Depuis une semaine que je suis ici je répétais à l’envi qu’il n’y a pas deux endroits au monde plus opposés que celui où je me trouve et celui que j’ai quitté. Le capitalisme et les potagers, l’eau glacée des torrents et les moteurs brûlants, le fumier des vaches et l’odeur des hot-dogs industriels, le macadam et l’ardoise ne font pas vraiment bon ménage. Et pourtant ce matin en contemplant par ma fenêtre le grand ciel bleu au-dessus du dôme du Goûter, j’ai finalement trouvé : il y a un point commun entre la nouvelle York et la vieille Yourte, et c’est la météo totalement bipolaire de ces deux tropes chers à mon cœur.
Ayant moi-même une tendance certaine à l’extrémisme je me trouve présentement allongée sur une natte en paille sous le soleil exactement, les jambes à l’air et le haut du corps recouvert d’un col roulé en cachemire 100%. Le bulletin du weather que m’a envoyé mon amie Ariane assorti du sobre commentaire “oh well” annonce 23 degrés toute la journée, et 0 pointé avec flocons pour dimanche, le lendemain de son arrivée. La vie ici s’apparente à la devise socratique: je sais une chose, c’est que je ne sais pas quel temps il fera dans 5 minutes.
“Saint-Nicolas-De-Véroce, la montagne côté féroce”, dit le slogan inventé par un office de tourisme qui a au moins le mérite de l’honnêteté. Les autochtones s’en accommodent avec un stoïcisme exemplaire, mais ça leur forge le caractère. Si vous vous retrouvez coincé dans une tempête de neige parce que vous avez omis d’emporter piolets et raquettes pour aller au village chercher une baguette, ils feront peut-être mine d’être compatissants une seconde et demie, mais ne vous attendez pas à ce qu’ils vous offrent spontanément le gîte et le couvert.
Quand j’ai passé la nuit dehors la semaine dernière et que vers six heures du matin j’ai enfin vu de la lumière, le voisin qui m’a ouvert sa porte était un menuisier que je connaissais. De là à croire qu’il allait m’offrir une tasse de thé fumante comme je me l’étais imaginé – quelle naïveté! Il m’a bien accordé quelques minutes sur la facture téléphonique de sa ligne fixe pour appeler la voisine détentrice de la clé, et je suis repartie aussi sec avec ma couverture en mohair vers mon campement de cow-boy solitaire.

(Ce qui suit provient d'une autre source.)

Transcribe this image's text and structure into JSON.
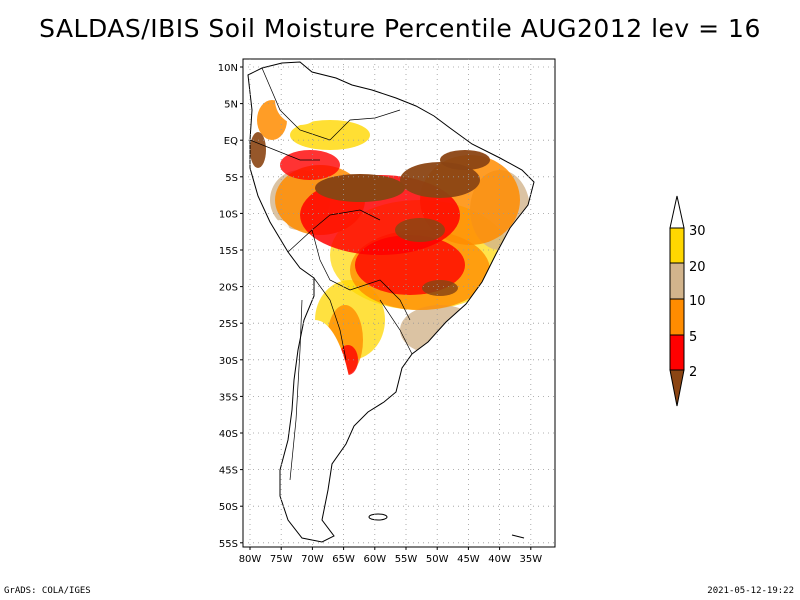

Après trente ans de fréquentation des mercenaires de ce patelin et de leurs versions de papier dans les BD de la chambre aux lits superposés, je suis aguerrie pour une ville comme New York où les gangsters d’aujourd’hui règnent en maîtres aussi. New York qui peut passer d’un vortex polaire à un ciel radieux en quelques heures, New York où si vous n’avez ni casse-croûte ni feu de bois pas la peine de compter sur les Restos du Cœur, New York dont les gratte-ciels ne sont pas sans rappeler l’omnipotence des sommets enneigés.
New York est comme un pied-de-nez aux montagnes qui grattent le ciel bleu sous mes yeux, une façon pour les hommes de dire à la nature “nous aussi on peut construire des sommets, et même au bord de la mer si on veut parce que c’est encore mieux”. Ce n’est pas un hasard si les New-Yorkais me rappellent les montagnards, et si j’ai le sentiment d’être comme eux: il faut être un peu frappé pour croire qu’on peut dominer les dieux, planter un drapeau en haut de l’Olympe ou construire des châteaux d’allumettes gigantesques jusqu’à eux. Il faut avoir l’hubris d’Œdipe et le jusqu’au-boutisme d’Antigone, il faut se sentir un peu sur la crête dans sa propre tête pour vivre à New York ou à Saint-Nicolas-de-Véroce.